Court Opinion

ID: 6424833
Source: CourtListenerOpinion
Date Created: 2022-06-25 12:03:02.479018+00
Date Added: 2024-06-11T15:51:56.355914
License: Public Domain

Holmes, J.
We must take it that the defendant’s bar-keeper, John Gavin, testified that he had sold intoxicating liquor to the minor Murphy within the time covered by the indictment, and that he also testified that it was beer. No question seems to have been raised as to his competency to make the statement, and the evidence does not appear to have been objected to. The testimony was evidence that the beer sold by the witness was intoxicating. Haines v. Hanrahan, 105 Mass. 480. Commonwealth v. White, 15 Gray, 407. Carl v. State, 87 Ala. 17, 23. It follows that the presiding judge could not rule that there was no evidence that intoxicating liquors had been sold illegally.
The minor Murphy testified that he had bought beer at the same place of the defendant’s bar-keeper, Frank Gavin, at different times. The judge instructed the jury that, if they found that John Gavin testified as above stated, they would be justified in finding “beer” as used by the witnesses to mean intoxicating liquor. So far as appears, the jury might have inferred that the bar-keeper referred to by the minor was the same who had testified, notwithstanding the minor’s calling him Frank. If so, they well might infer that he meant the same *525kind of beer with reference to all the occasions, that the barkeeper’s evidence referred to one of these at least, and that the kind was shown by the bar-keeper’s evidence. But if there were two bar-keepers, both named Gavin, the one who testified showed that intoxicating beer was kept for sale on the premises and had been bought by the same minor there. It is not a very violent inference that, when the minor testified to other purchases of beer on the premises, he meant the same kind of thing, whatever may be the limit of the jury’s right to interpret the English language as commonly used apart from any elucidation from the circumstances.

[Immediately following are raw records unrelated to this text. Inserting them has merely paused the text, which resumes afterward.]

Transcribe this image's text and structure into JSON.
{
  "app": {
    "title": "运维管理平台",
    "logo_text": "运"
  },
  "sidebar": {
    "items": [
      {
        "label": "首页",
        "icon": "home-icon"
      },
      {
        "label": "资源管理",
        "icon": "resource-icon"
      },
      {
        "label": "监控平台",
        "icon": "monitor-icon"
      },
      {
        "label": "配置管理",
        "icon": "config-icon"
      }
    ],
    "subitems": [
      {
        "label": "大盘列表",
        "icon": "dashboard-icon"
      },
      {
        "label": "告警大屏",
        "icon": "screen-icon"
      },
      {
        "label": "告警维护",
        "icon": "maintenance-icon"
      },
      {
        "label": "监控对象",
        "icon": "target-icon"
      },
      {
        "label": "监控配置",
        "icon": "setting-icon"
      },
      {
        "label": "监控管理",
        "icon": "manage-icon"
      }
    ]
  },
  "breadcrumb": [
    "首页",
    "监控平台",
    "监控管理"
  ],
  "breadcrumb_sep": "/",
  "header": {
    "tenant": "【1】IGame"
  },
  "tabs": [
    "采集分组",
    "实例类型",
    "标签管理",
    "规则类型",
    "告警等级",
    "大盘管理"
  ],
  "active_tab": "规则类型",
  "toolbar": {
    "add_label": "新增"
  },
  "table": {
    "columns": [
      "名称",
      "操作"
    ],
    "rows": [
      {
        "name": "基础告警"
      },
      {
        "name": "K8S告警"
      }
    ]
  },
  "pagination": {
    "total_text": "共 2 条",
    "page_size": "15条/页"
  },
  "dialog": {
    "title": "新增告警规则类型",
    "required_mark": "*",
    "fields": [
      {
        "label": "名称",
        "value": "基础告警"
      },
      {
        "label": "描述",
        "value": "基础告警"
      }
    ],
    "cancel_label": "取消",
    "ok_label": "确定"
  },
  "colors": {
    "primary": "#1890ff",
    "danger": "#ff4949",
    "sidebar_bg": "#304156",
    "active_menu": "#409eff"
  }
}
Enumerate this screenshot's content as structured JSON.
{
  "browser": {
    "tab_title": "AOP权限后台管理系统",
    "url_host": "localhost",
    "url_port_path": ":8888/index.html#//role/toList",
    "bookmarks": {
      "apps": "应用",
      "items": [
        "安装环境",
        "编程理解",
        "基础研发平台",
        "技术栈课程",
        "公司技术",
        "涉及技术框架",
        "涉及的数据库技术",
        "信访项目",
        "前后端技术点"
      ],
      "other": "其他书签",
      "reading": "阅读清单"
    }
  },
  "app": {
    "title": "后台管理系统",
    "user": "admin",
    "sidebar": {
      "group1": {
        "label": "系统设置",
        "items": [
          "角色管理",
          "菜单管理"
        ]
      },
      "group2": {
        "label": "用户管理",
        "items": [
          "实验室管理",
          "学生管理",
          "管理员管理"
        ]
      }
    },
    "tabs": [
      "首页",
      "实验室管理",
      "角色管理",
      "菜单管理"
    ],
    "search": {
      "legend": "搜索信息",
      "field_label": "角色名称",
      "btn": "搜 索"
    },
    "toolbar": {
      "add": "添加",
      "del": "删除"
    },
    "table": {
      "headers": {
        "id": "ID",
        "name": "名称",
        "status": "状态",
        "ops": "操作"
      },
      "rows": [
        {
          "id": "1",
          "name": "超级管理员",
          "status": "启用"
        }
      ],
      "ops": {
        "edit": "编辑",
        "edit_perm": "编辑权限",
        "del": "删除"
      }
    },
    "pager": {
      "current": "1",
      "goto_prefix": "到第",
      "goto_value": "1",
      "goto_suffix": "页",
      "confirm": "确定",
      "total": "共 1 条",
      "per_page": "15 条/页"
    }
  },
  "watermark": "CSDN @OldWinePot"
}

See Myers v. State, 93 Ind. 251; Briffitt v. State, 58 Wis. 39; Black, Intoxicating Liquors, § 17. Whether the instruction extended to any other testimony than that of Murphy, is not made clear by the bill of exceptions. But if we are to take it as doing so, in the absence of any statement except that the government put in evidence that beer was sold upon the premises by the defendant’s bar-keeper to minors, we cannot say that it was wrong. It appears that the bar-keeper had intoxicating beer for sale, and it does not appear that he had any other. t Exceptions overruled.